Saturday, February 16, 2013

You’re Never Dead on LinkedIn



I had a hard week. I say this knowing that, of the seven billion people on the planet, at least a billion had a harder time of it than I did – disappointing Valentine’s Days, worrying prognoses, chunks of meteorites falling on their heads, and much, much worse. Still, it just seemed like a little bit too much when I checked my LinkedIn updates yesterday morning and saw this message.

Congratulate my friend on his work anniversary? I would love to, LinkedIn, but he died four months ago, so if you have any tips for me, I’d appreciate them: “Six Ways to Contact Your Dead Friend and Get Qualified Leads!” There’s a blog post for you, another perfect topic from the parade of geeks, hacks and combed-over salesmen who clog up your system with a daily firehose of business-dreck.

The first shocking thing about that update was that Joel is dead. I guess I keep thinking that he just had a temporary setback with that cardiac arrest in Boise, and will somehow find a way to pop back into my life. The second shocking thing, and it was a very close second, was that he started working at Maritz 27 years ago, which means that I did, too, and that hardly seems possible. Death and time and my advanced age all joined forces for this Friday morning face-slap, and I hadn’t even finished my first cup of coffee. Like I said, I had a hard week.

I rarely dream, but I dreamed about Joel this week, a couple days before the LinkedIn situation. In my dream, the two of us were sitting in an office, talking. I understood, dream-logic style, that we had snuck away from whatever work we were supposed to be doing and were indulging in some office gossip.

In my dream, Joel, who had been short of stature in life, was very tall. I wondered if he’d gotten to select a new height in the afterlife as some reward for past good deeds. Another thing I remember was that the office furniture and lighting were really very shabby. I suppose it would serve us both right, to be serving out some purgatory sentence in a Steelcase-knockoff cube farm. In the dream, a man opened the door to the office and interrupted us. Some angel, I guess, putting us on double secret probation for goofing around on company time.

When I think about it (or “reflect,” in the new business parlance), it makes perfect sense that there’s work in my version of heaven. In the way that I’ve had dogs who were tennis-ball-motivated and who were kibble-motivated, I’ve always been work-motivated, since I got my first gig at the St. Louis County Library when I was 16 years old.

It’s fine if there’s an office to which I must report for all eternity. But the more I think about that dream, the more I hope that the afterlife has a park, too. Just one would be fine, as long as it’s something spectacular like Bryant Park, in midtown Manhattan. The last day I spent with Joel, last June, we walked over to that park with a friend of his, and sat at one of the little metal tables, gabbing idly about the theater, until it was time to go pick Mary Katherine up from her acting class and go to that night’s play. It was a good day.

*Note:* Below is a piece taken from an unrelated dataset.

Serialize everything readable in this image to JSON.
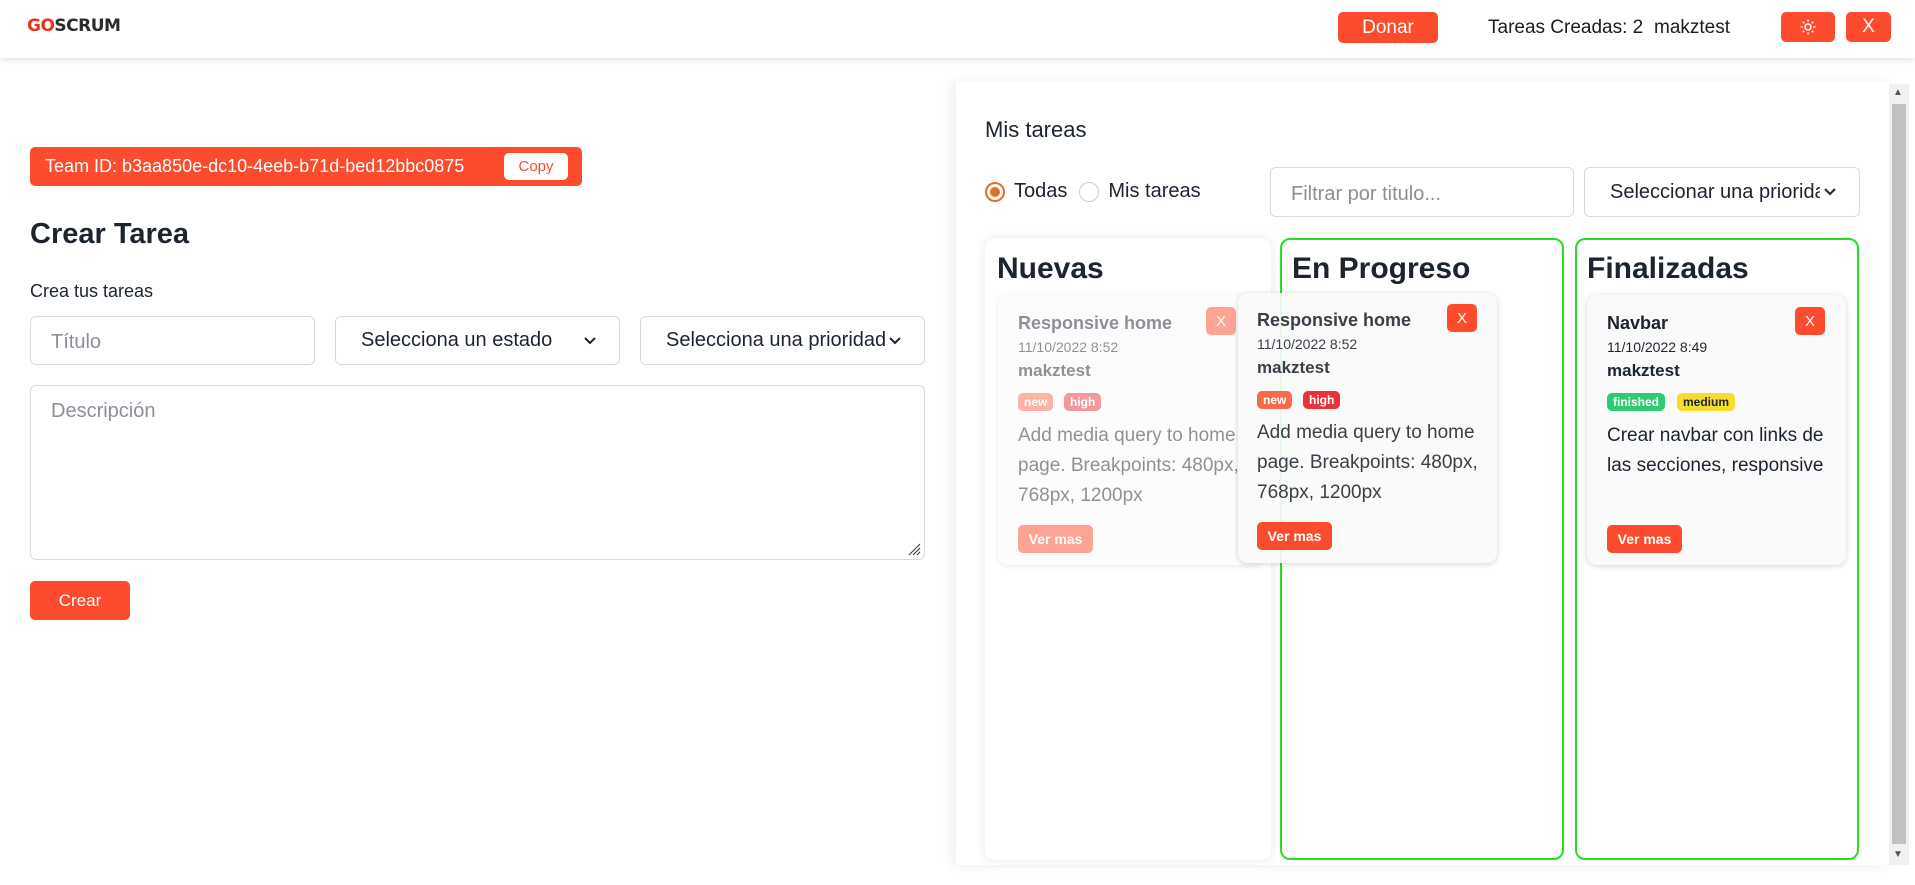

It’s not LinkedIn’s fault that I found myself devolving on Friday morning, jolted from the deadline I was avoiding to a reverie about sitting with a friend in the city, feeling warm and safe. Maybe yesterday was just another day that I was supposed to remember him, and the pixels aligned themselves to make me do it.

No, I don’t blame LinkedIn. But still, it was a hard week, and still, I miss my friend.